Svajūnas Adomaitis

Personal information
- Full name: Svajūnas Adomaitis
- Nationality: Lithuania
- Born: 9 March 1985 (age 41) Tauragė, Lithuanian SSR, Soviet Union
- Height: 1.75 m (5 ft 9 in)
- Weight: 55 kg (121 lb)

Sport
- Style: Greco-Roman
- Club: LOSC Vilnius
- Coach: Jonas Sabutis

= Svajūnas Adomaitis =

Lithuanian Greco-Roman wrestler (born 1985)

Svajūnas Adomaitis (born March 9, 1985, in Tauragė) is a retired amateur Lithuanian Greco-Roman wrestler, who competed in the men's featherweight category.
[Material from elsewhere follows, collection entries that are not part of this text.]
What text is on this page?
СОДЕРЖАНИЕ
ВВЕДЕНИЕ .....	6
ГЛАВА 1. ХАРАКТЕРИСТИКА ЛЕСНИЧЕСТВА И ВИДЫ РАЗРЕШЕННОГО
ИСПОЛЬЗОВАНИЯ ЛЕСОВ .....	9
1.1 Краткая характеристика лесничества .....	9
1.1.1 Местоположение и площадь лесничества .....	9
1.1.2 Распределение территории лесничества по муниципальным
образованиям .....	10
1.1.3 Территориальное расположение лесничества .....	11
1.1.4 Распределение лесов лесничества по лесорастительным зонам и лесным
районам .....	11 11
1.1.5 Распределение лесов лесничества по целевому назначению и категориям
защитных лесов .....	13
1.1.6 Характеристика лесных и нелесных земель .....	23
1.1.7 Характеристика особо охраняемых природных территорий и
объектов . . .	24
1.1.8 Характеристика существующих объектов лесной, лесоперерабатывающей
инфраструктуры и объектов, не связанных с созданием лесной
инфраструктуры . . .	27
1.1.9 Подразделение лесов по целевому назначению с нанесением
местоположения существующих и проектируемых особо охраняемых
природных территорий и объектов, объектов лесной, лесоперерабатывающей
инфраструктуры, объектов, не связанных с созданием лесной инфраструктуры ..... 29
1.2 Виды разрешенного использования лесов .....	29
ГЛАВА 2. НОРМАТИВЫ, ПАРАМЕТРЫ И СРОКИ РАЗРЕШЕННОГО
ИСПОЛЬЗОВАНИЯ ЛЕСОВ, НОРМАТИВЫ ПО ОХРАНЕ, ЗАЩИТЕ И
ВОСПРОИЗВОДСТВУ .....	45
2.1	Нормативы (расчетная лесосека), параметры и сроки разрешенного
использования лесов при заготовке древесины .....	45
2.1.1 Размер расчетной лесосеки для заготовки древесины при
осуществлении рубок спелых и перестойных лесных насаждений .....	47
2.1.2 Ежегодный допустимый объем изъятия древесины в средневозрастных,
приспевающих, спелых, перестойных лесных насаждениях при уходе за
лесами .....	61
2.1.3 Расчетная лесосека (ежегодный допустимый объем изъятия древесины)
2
He scored a ninth-place finish in the 55-kg division at the 2003 World Wrestling Championships in Créteil, France, and later represented his nation Lithuania at the 2004 Summer Olympics. Throughout his sporting career, Adomaitis trained as a member of the wrestling squad for the Lithuanian Olympic Sports Center (Lietuvos olimpinis sporto centras) under head coach Jonas Sabutis.
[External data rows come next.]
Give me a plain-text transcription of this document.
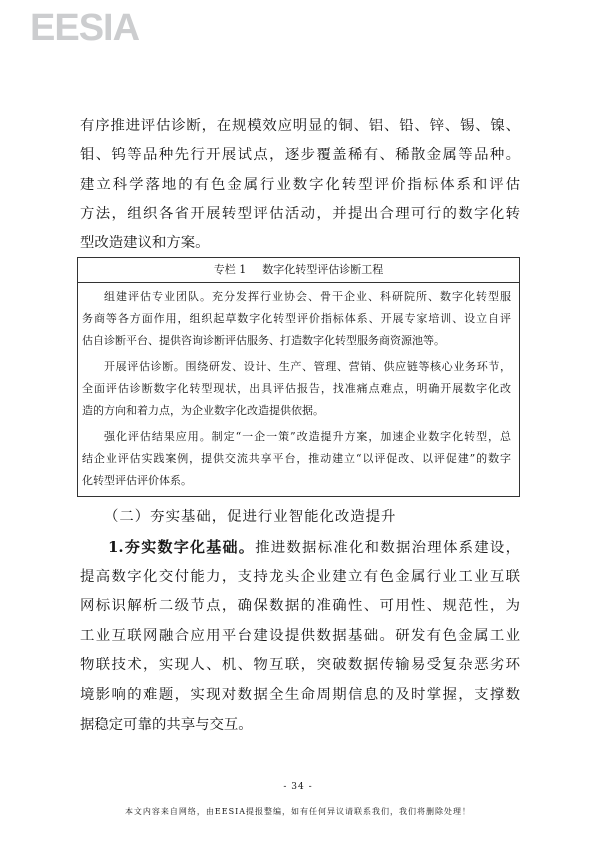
EESIA
有序推进评估诊断，在规模效应明显的铜、铝、铅、锌、锡、镍、
钼、钨等品种先行开展试点，逐步覆盖稀有、稀散金属等品种。
建立科学落地的有色金属行业数字化转型评价指标体系和评估
方法，组织各省开展转型评估活动，并提出合理可行的数字化转
型改造建议和方案。
专栏 1 数字化转型评估诊断工程
组建评估专业团队。充分发挥行业协会、骨干企业、科研院所、数字化转型服
务商等各方面作用，组织起草数字化转型评价指标体系、开展专家培训、设立自评
估自诊断平台、提供咨询诊断评估服务、打造数字化转型服务商资源池等。
开展评估诊断。围绕研发、设计、生产、管理、营销、供应链等核心业务环节，
全面评估诊断数字化转型现状，出具评估报告，找准痛点难点，明确开展数字化改
造的方向和着力点，为企业数字化改造提供依据。
强化评估结果应用。制定“一企一策”改造提升方案，加速企业数字化转型，总
结企业评估实践案例，提供交流共享平台，推动建立“以评促改、以评促建”的数字
化转型评估评价体系。
（二）夯实基础，促进行业智能化改造提升
1.夯实数字化基础。推进数据标准化和数据治理体系建设，
提高数字化交付能力，支持龙头企业建立有色金属行业工业互联
网标识解析二级节点，确保数据的准确性、可用性、规范性，为
工业互联网融合应用平台建设提供数据基础。研发有色金属工业
物联技术，实现人、机、物互联，突破数据传输易受复杂恶劣环
境影响的难题，实现对数据全生命周期信息的及时掌握，支撑数
据稳定可靠的共享与交互。
- 34 -
本文内容来自网络，由EESIA提报整编，如有任何异议请联系我们，我们将删除处理！
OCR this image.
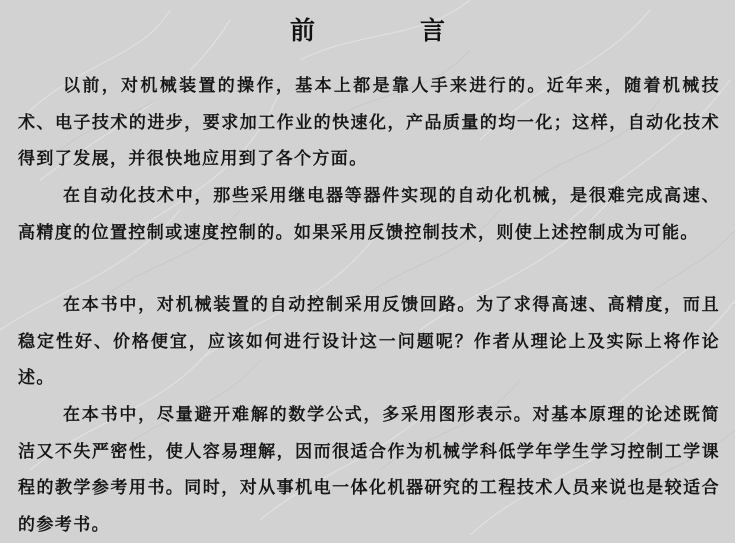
前　言

以前，对机械装置的操作，基本上都是靠人手来进行的。近年来，随着机械技术、电子技术的进步，要求加工作业的快速化，产品质量的均一化；这样，自动化技术得到了发展，并很快地应用到了各个方面。

在自动化技术中，那些采用继电器等器件实现的自动化机械，是很难完成高速、高精度的位置控制或速度控制的。如果采用反馈控制技术，则使上述控制成为可能。

在本书中，对机械装置的自动控制采用反馈回路。为了求得高速、高精度，而且稳定性好、价格便宜，应该如何进行设计这一问题呢？作者从理论上及实际上将作论述。

在本书中，尽量避开难解的数学公式，多采用图形表示。对基本原理的论述既简洁又不失严密性，使人容易理解，因而很适合作为机械学科低学年学生学习控制工学课程的教学参考用书。同时，对从事机电一体化机器研究的工程技术人员来说也是较适合的参考书。
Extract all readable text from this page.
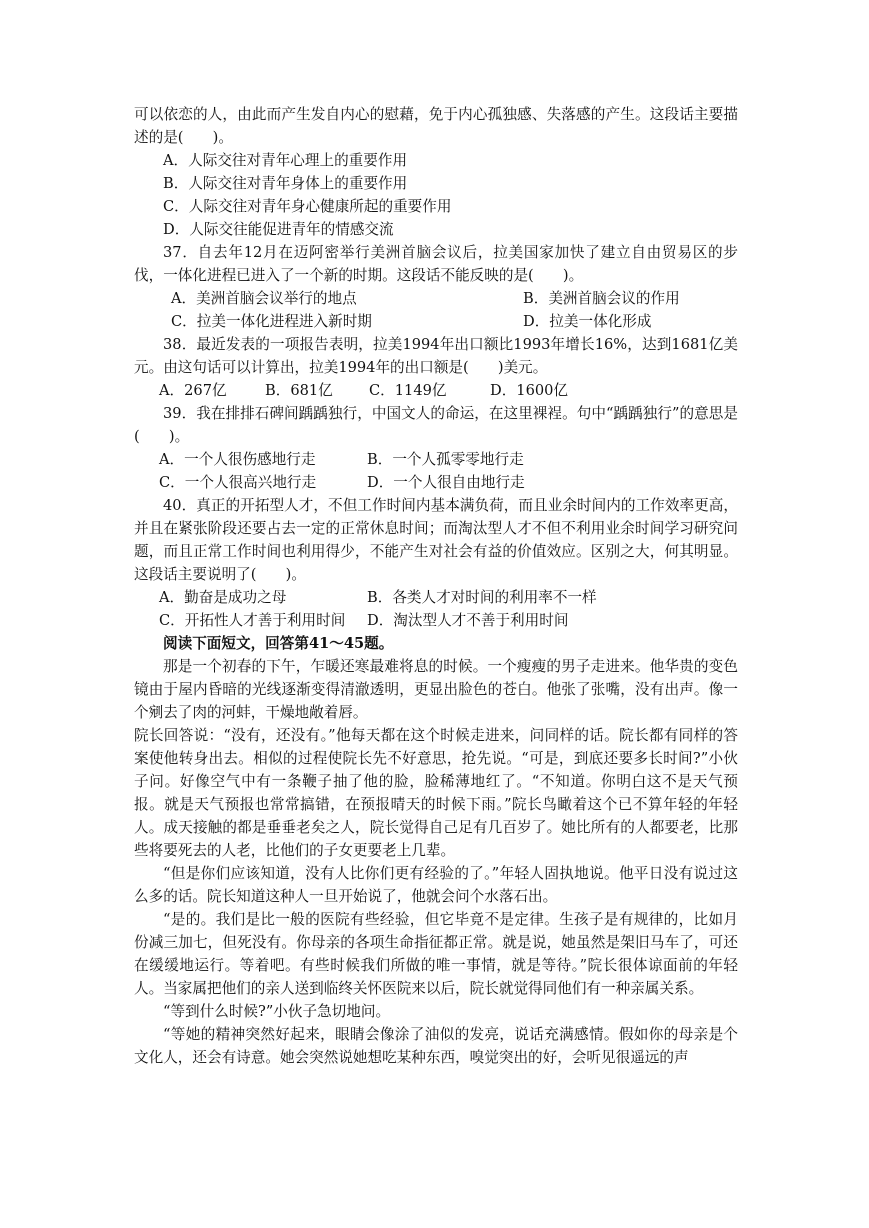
可以依恋的人，由此而产生发自内心的慰藉，免于内心孤独感、失落感的产生。这段话主要描述的是(　　)。

A．人际交往对青年心理上的重要作用

B．人际交往对青年身体上的重要作用

C．人际交往对青年身心健康所起的重要作用

D．人际交往能促进青年的情感交流

37．自去年12月在迈阿密举行美洲首脑会议后，拉美国家加快了建立自由贸易区的步伐，一体化进程已进入了一个新的时期。这段话不能反映的是(　　)。

A．美洲首脑会议举行的地点	B．美洲首脑会议的作用

C．拉美一体化进程进入新时期	D．拉美一体化形成

38．最近发表的一项报告表明，拉美1994年出口额比1993年增长16%，达到1681亿美元。由这句话可以计算出，拉美1994年的出口额是(　　)美元。

A．267亿	B．681亿 C．1149亿	D．1600亿

39．我在排排石碑间踽踽独行，中国文人的命运，在这里裸裎。句中“踽踽独行”的意思是(　　)。

A．一个人很伤感地行走	B．一个人孤零零地行走

C．一个人很高兴地行走	D．一个人很自由地行走

40．真正的开拓型人才，不但工作时间内基本满负荷，而且业余时间内的工作效率更高，并且在紧张阶段还要占去一定的正常休息时间；而淘汰型人才不但不利用业余时间学习研究问题，而且正常工作时间也利用得少，不能产生对社会有益的价值效应。区别之大，何其明显。这段话主要说明了(　　)。

A．勤奋是成功之母	B．各类人才对时间的利用率不一样

C．开拓性人才善于利用时间 D．淘汰型人才不善于利用时间

阅读下面短文，回答第41～45题。

那是一个初春的下午，乍暖还寒最难将息的时候。一个瘦瘦的男子走进来。他华贵的变色镜由于屋内昏暗的光线逐渐变得清澈透明，更显出脸色的苍白。他张了张嘴，没有出声。像一个剜去了肉的河蚌，干燥地敞着唇。

院长回答说：“没有，还没有。”他每天都在这个时候走进来，问同样的话。院长都有同样的答案使他转身出去。相似的过程使院长先不好意思，抢先说。“可是，到底还要多长时间?”小伙子问。好像空气中有一条鞭子抽了他的脸，脸稀薄地红了。“不知道。你明白这不是天气预报。就是天气预报也常常搞错，在预报晴天的时候下雨。”院长鸟瞰着这个已不算年轻的年轻人。成天接触的都是垂垂老矣之人，院长觉得自己足有几百岁了。她比所有的人都要老，比那些将要死去的人老，比他们的子女更要老上几辈。

“但是你们应该知道，没有人比你们更有经验的了。”年轻人固执地说。他平日没有说过这么多的话。院长知道这种人一旦开始说了，他就会问个水落石出。

“是的。我们是比一般的医院有些经验，但它毕竟不是定律。生孩子是有规律的，比如月份减三加七，但死没有。你母亲的各项生命指征都正常。就是说，她虽然是架旧马车了，可还在缓缓地运行。等着吧。有些时候我们所做的唯一事情，就是等待。”院长很体谅面前的年轻人。当家属把他们的亲人送到临终关怀医院来以后，院长就觉得同他们有一种亲属关系。

“等到什么时候?”小伙子急切地问。

“等她的精神突然好起来，眼睛会像涂了油似的发亮，说话充满感情。假如你的母亲是个文化人，还会有诗意。她会突然说她想吃某种东西，嗅觉突出的好，会听见很遥远的声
Adomaitis qualified for the Lithuanian squad in the men's 55 kg class at the 2004 Summer Olympics in Athens. Earlier in the process, he received a berth and rounded out the ninth spot from the 2003 World Wrestling Championships in Créteil, France. He lost two straight matches each to Georgia's Irakli Chochua and two-time Olympian Ercan Yıldız of Turkey, both by a 1–3 verdict, leaving him on the bottom of the prelim pool and placing sixteenth in the final standings.